The dominance of the Williams FW14B is undeniable, even if the tech may be called into question. It took Nigel Mansell to his first (and only) F1 world title in 1992, the first time a British had won it since 1976. It qualified on a pole position 7 times out of its 13 races. And despite facing off against Ayrton Senna and Michael Schumacher, it set the record of 9 Grand Prix wins in a single season.

To this day, the car remains one of the most advanced F1 cars of all time due to rule changes in 1994 that banned a lot of the technology. It came with a semi automatic gearbox (which was just starting to take over), traction control, and active load-leveling hydraulic suspension. To allow all of this to work properly with the required fail-safes, Williams ended up having to come up with their own controller and their own programming.

The hydraulic load leveling suspension was initially meant to be an all mechanical system so it was a complete transformation in controls. And in an age where you can buy a programmable microchip online for next to nothing, this might not seem like much, but back in the early 90's, doing your own controls from scratch was a major undertaking.

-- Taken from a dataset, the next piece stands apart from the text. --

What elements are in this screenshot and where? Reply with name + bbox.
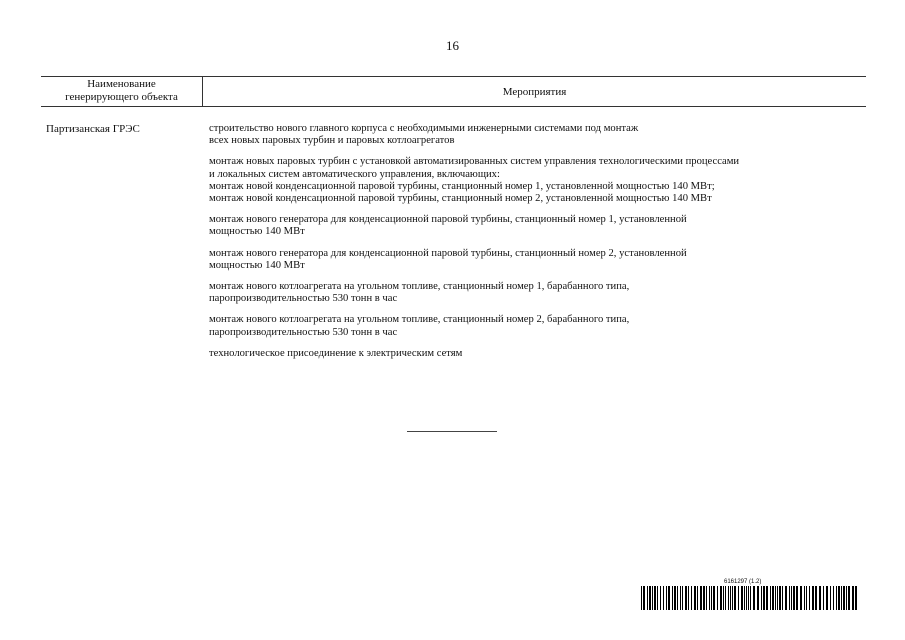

Williams FW14B 'Red 5' suspension and hydraulic actuator - Williams F1 TV ©

The load leveling suspension was more than just an active suspension. Due to the fact that ride height was actively adjustable, it could always maintain the optimal ride height of the car for aerodynamics, regardless of corner loads and suspension movement. In other words, it had active suspension and, indirectly, aerodynamics. F1 driver Riccardo Patrese described it as working like it's always in the wind tunnel.

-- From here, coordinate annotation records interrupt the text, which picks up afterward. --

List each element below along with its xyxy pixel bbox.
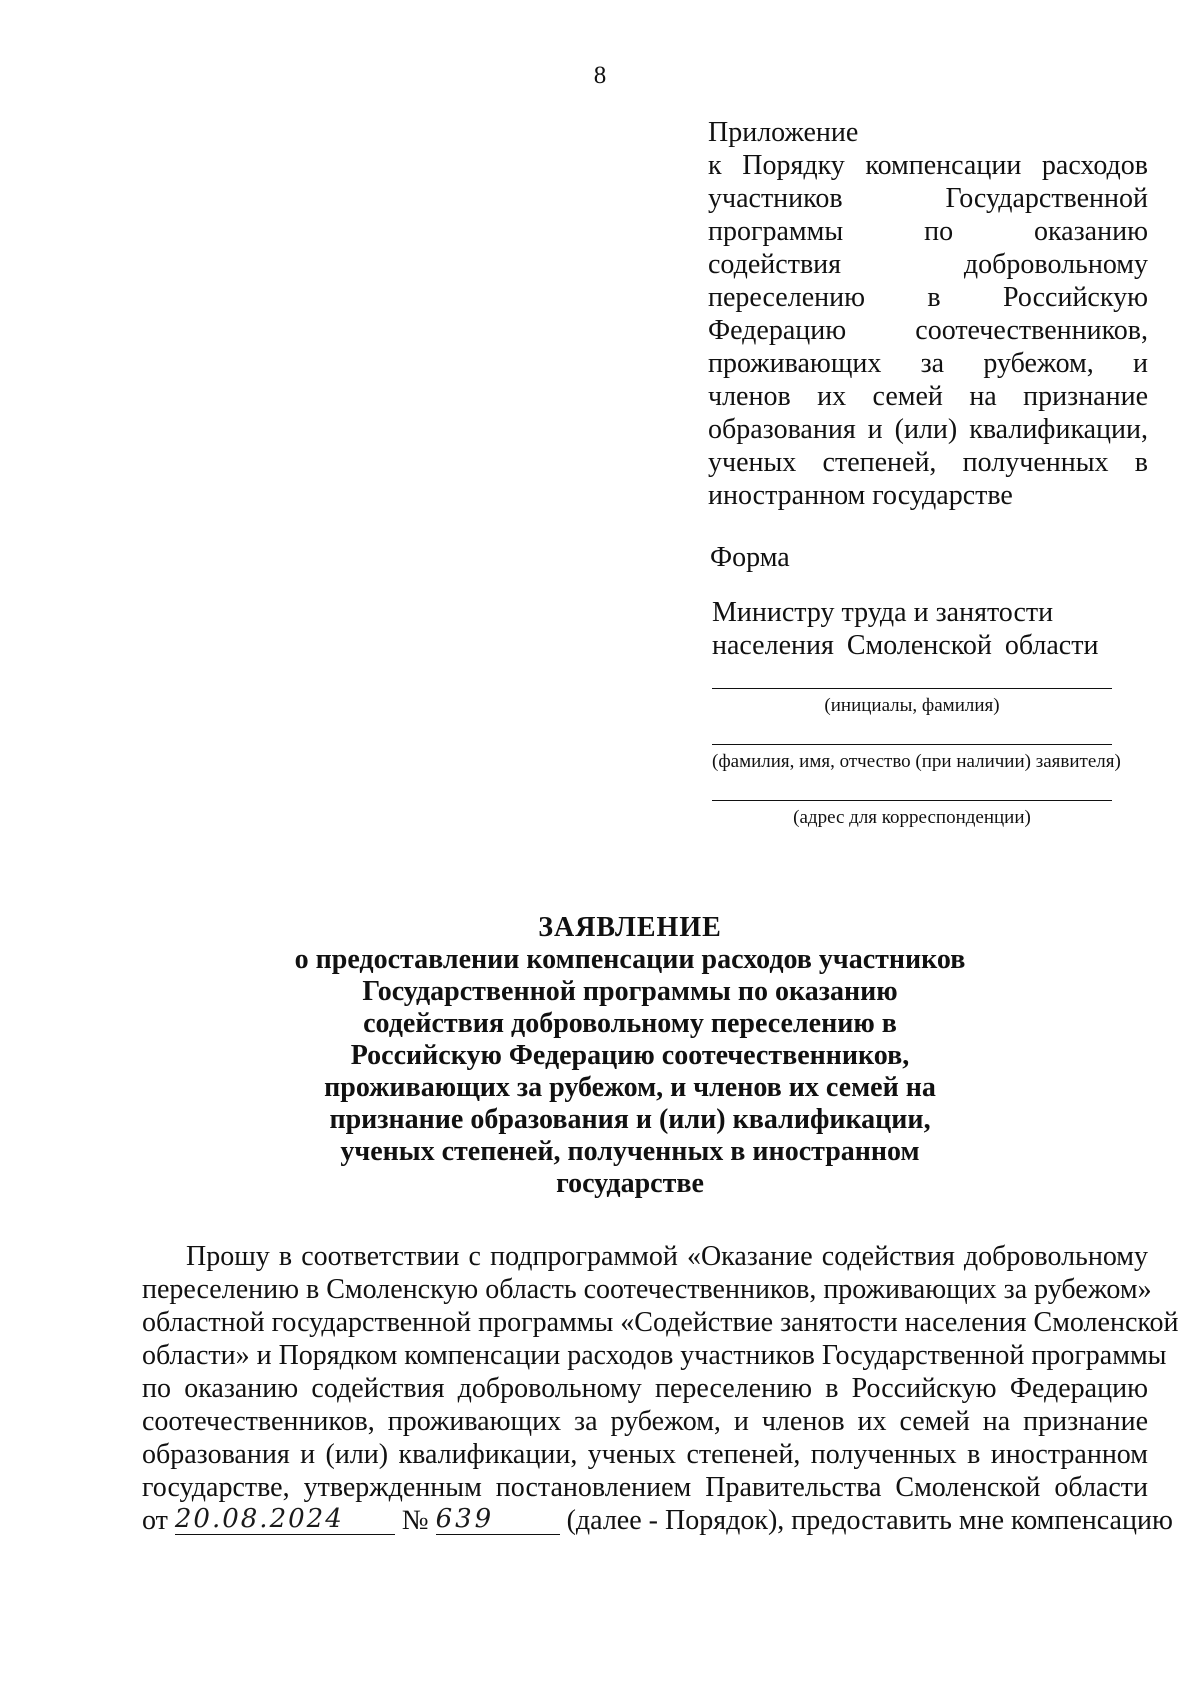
- annex-line: Приложение: [708, 117, 859, 148]
- annex-line: проживающих за рубежом, и: [708, 348, 1148, 379]
- title-heading: ЗАЯВЛЕНИЕ: [538, 912, 722, 943]
- body-line: по оказанию содействия добровольному переселению в Российскую Федерацию: [142, 1373, 1148, 1404]
- addressee-block: [712, 596, 1132, 662]
- title-line: признание образования и (или) квалификации,: [329, 1104, 931, 1135]
- body-line: области» и Порядком компенсации расходов участников Государственной программы: [142, 1340, 1167, 1371]
- body-line: областной государственной программы «Содействие занятости населения Смоленской: [142, 1307, 1179, 1338]
- number-sign: №: [401, 1505, 429, 1536]
- body-line: соотечественников, проживающих за рубежом, и членов их семей на признание: [142, 1406, 1148, 1437]
- annex-line: переселению в Российскую: [708, 282, 1148, 313]
- annex-line: образования и (или) квалификации,: [708, 414, 1148, 445]
- body-line: переселению в Смоленскую область соотечественников, проживающих за рубежом»: [142, 1274, 1152, 1305]
- title-line: ученых степеней, полученных в иностранном: [340, 1136, 920, 1167]
- date-prefix: от: [142, 1505, 168, 1536]
- signature-field-address: [712, 800, 1112, 829]
- body-line-with-handwriting: [142, 1504, 1173, 1537]
- annex-line: содействия добровольному: [708, 249, 1148, 280]
- title-line: о предоставлении компенсации расходов участников: [294, 944, 966, 975]
- signature-field-applicant: [712, 744, 1121, 773]
- annex-line: иностранном государстве: [708, 480, 1013, 511]
- addressee-line: Министру труда и занятости: [712, 597, 1054, 628]
- title-line: государстве: [556, 1168, 704, 1199]
- title-line: проживающих за рубежом, и членов их семей на: [324, 1072, 936, 1103]
- signature-line: [712, 800, 1112, 801]
- field-caption: (инициалы, фамилия): [824, 695, 1000, 716]
- annex-line: Федерацию соотечественников,: [708, 315, 1148, 346]
- title-line: Государственной программы по оказанию: [362, 976, 898, 1007]
- title-line: содействия добровольному переселению в: [363, 1008, 897, 1039]
- annex-block: [708, 116, 1148, 512]
- body-line-suffix: (далее - Порядок), предоставить мне компенсацию: [566, 1505, 1173, 1536]
- annex-line: к Порядку компенсации расходов: [708, 150, 1148, 181]
- form-label: Форма: [710, 542, 790, 573]
- body-line: образования и (или) квалификации, ученых степеней, полученных в иностранном: [142, 1439, 1148, 1470]
- handwritten-number: 639: [436, 1504, 560, 1535]
- annex-line: участников Государственной: [708, 183, 1148, 214]
- field-caption: (фамилия, имя, отчество (при наличии) заявителя): [712, 751, 1121, 772]
- annex-line: членов их семей на признание: [708, 381, 1148, 412]
- annex-line: ученых степеней, полученных в: [708, 447, 1148, 478]
- signature-line: [712, 688, 1112, 689]
- page-number: 8: [593, 62, 607, 89]
- annex-line: программы по оказанию: [708, 216, 1148, 247]
- body-paragraph: [142, 1240, 1179, 1537]
- field-caption: (адрес для корреспонденции): [793, 807, 1031, 828]
- body-line: государстве, утвержденным постановлением Правительства Смоленской области: [142, 1472, 1148, 1503]
- signature-field-initials: [712, 688, 1112, 717]
- body-line: Прошу в соответствии с подпрограммой «Оказание содействия добровольному: [186, 1241, 1148, 1272]
- document-title: [250, 912, 1010, 1200]
- signature-line: [712, 744, 1112, 745]
- title-line: Российскую Федерацию соотечественников,: [350, 1040, 910, 1071]
- addressee-line: населения Смоленской области: [712, 630, 1099, 661]
- handwritten-date: 20.08.2024: [175, 1504, 395, 1535]
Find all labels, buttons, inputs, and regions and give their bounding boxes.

Going beyond even the active suspension's inherent capabilities, the system allowed Williams to create a form of a Drag Reduction Systems (DRS). They noticed in testing that their active suspension car was actually slower at the end of straights by 2-3 km/h (1-2 mph) compared to their passive suspension car. They had already decided to run the active suspension car because it was working so well and it was posting quicker overall times but they wanted to gain every advantage possible so they looked further into the root cause.

They found that the passive suspension car was "stalling"; a term used in aerodynamics engineering to describe lift or downforce elements such as spoilers, wings, spoilers, etc. losing effectiveness due to their angle of attack changing. Because the passive suspension car changed its ride height in response to suspension loading, it caused the stall condition which resulted in reducing drag and allowing the passive car to reach higher speeds. To allow the active car to stall, they introduced a manual override to drop the ride height of the car, essentially creating the first DRS.

You can watch the 6 minute Williams F1 video below about what went into development which is just astonishing. It was so dominant that it allowed Nigel Mansell to secure his title a whole 5 races before the end of the season. And its designer - Adrian Newey - is still active today as Chief Technical Officer of the Red Bull Racing team, speaking volumes of his relevance.

It has been owned by a single private owner since Williams originally sold it and has been dormant until 2017. Former F1 driver Karun Chandhok took it out for Williams' 40th anniversary celebration at Silverstone and the Renault V10 and hydraulic active suspension are reportedly working properly.

How much will it go for?

The car is being auctioned by Bonham, which is no stranger to historic F1 cars. Bonhams sold Ayrton Senna's McLaren-Ford MP4/8 last year for €4.2 million which won him the Monaco Grand Prix. That is roughly £3.8 million in today's money ($4.8 million USD). The record for the most money paid for an F1 car is £5.6 million ($7.3 million USD) for Michael Schumacher’s 2001.

That should give a ballpark for what something like this might go for. Bonham isn't providing an estimate, but there's speculation that it will go for close to £3 million ($3.9 million USD) according to Motorsport magazine. If you want a chance to bid, it will be at this year’s Goodwood Festival of Speed presented by Mastercard on 5th July.